While, therefore, we think that, in excluding the offer of proof, the district judge gave an incorrect reason, there was no error in his action in not receiving it because nothing pleaded in the answer or offered to be proven could, or would, have affected the written contract and the warranties and obligations arising therefrom.
Of the appellant's first contention, that the findings of the district judge, that respondent was at fault, were, and should be found by us to be, clearly erroneous, it is sufficient to say, we do not think so. On the contrary, we think that the evidence: of the cracks in the barge found after she was raised; that she was left unattended and uncared for; and of the other matters found by the court as evidence of unseaworthiness and fault; fully supports the district judge's findings; and that the decree based on them should be affirmed.
1. In substance this was the charge:
(1) Prior to the signing of the written contract there were oral discussions about insurance.
(2) Respondent understood that Phillips was to self-insure or commercially insure its own cargo.
(3) Respondent assumed there was a "custom of the trade" under which, when the cargo owner insured its own cargo it would also insure the barge owner.
(4) Respondent received the written contract spelling out the reciprocal duties of the parties. Before signing, respondent inquired verbally and was told verbally that Phillips would self-insure or commercially insure its own cargo. Respondent signed the contract, silent on insurance, in the supposed belief that it was there and then insured by Phillips for any eventuality of any kind.
(5) That respondent based its rate and price of towage on its understanding and belief that libelant had assumed the obligation to self-insure or to provide commercial insurance for it without cost to respondent.
(6) That if libelant had informed respondent that the insurance for its benefit had not been and would not be placed, respondent would have procured such insurance for its own account and raised its towage rates accordingly but that libelant negligently failed to do so.

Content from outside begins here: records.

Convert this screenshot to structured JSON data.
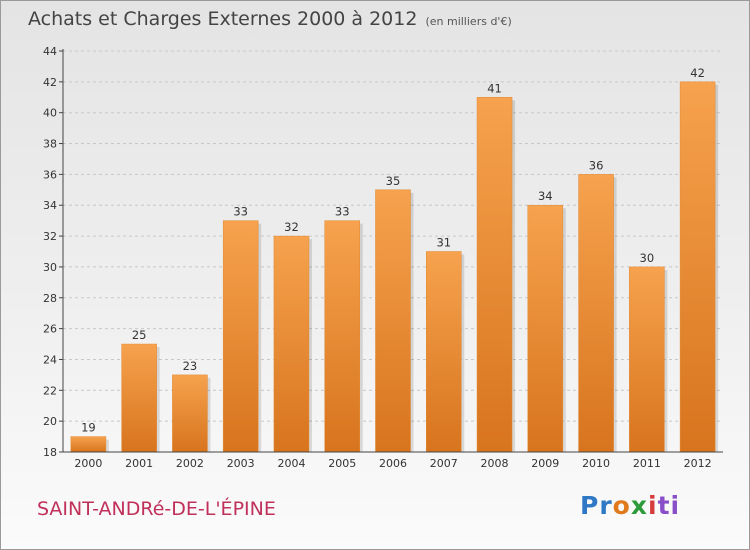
{
  "title": "Achats et Charges Externes 2000 à 2012",
  "subtitle": "(en milliers d'€)",
  "commune": "SAINT-ANDRé-DE-L'ÉPINE",
  "logo": {
    "p1": "Pr",
    "p2": "o",
    "p3": "x",
    "p4": "i",
    "p5": "ti"
  },
  "colors": {
    "bar_light": "#f6a24e",
    "bar_dark": "#d8741e",
    "axis": "#444444",
    "grid": "#c8c8c8"
  },
  "chart_data": {
    "type": "bar",
    "title": "Achats et Charges Externes 2000 à 2012",
    "subtitle": "(en milliers d'€)",
    "xlabel": "",
    "ylabel": "",
    "categories": [
      "2000",
      "2001",
      "2002",
      "2003",
      "2004",
      "2005",
      "2006",
      "2007",
      "2008",
      "2009",
      "2010",
      "2011",
      "2012"
    ],
    "values": [
      19,
      25,
      23,
      33,
      32,
      33,
      35,
      31,
      41,
      34,
      36,
      30,
      42
    ],
    "ylim": [
      18,
      44
    ],
    "yticks": [
      18,
      20,
      22,
      24,
      26,
      28,
      30,
      32,
      34,
      36,
      38,
      40,
      42,
      44
    ],
    "grid": true
  }
}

2. That an agreement to insure is non-maritime, see Virginia-Carolina Chemical Co. v. Chesapeake Lighterage & Towing Co., 2 Cir., 279 F. 684; Osterhoudt v. Hedger Transp. Co., 2 Cir., 54 F.2d 282; F. S. Royster Guano Co. v. W. E. Hedger Co., Inc., 2 Cir., 48 F.2d 86. That admiralty is without jurisdiction to entertain a counter-claim for damages arising out of a non-maritime contract, see Armour & Co. v. Ft. Morgan S. S. Co., 270 U.S. 253, 46 S.Ct. 212, 70 L.Ed. 571; Puget Sound Navigation Co. v. Puget Sound Tug & Barge Co., D.C., 75 F.Supp. 404; and The D. T. Gilmartin, D.C., 66 F.Supp. 382 and cases cited in it.
3. Pavlis v. Jackson (The Portaritisa), 5 Cir., 131 F.2d 362; Mosher v. Parker Bros. & Co., 5 Cir., 178 F.2d 419; Socony-Vacuum Oil Co. v. Smith, 5 Cir., 179 F.2d 672. But see Colvin v. Kokusai, etc., 5 Cir., 72 F.2d 44; C. J. Dick Towing Co. v. The Leo, 5 Cir., 202 F.2d 850, 852; McAllister v. U. S., 348 U.S. 19, 75 S.Ct. 6.
4. Cf. Buchanan v. Sinclair Oil & Gas Co., D.C., 126 F.Supp. 950; affirmed Buchanan v. Sinclair, 5 Cir., 218 F.2d 435.
5. The allegations in the cross-libel come nearer to pleading a contract, but no effective appeal was, or could have been, taken from the action of the court in dismissing this claim of the cross-libel.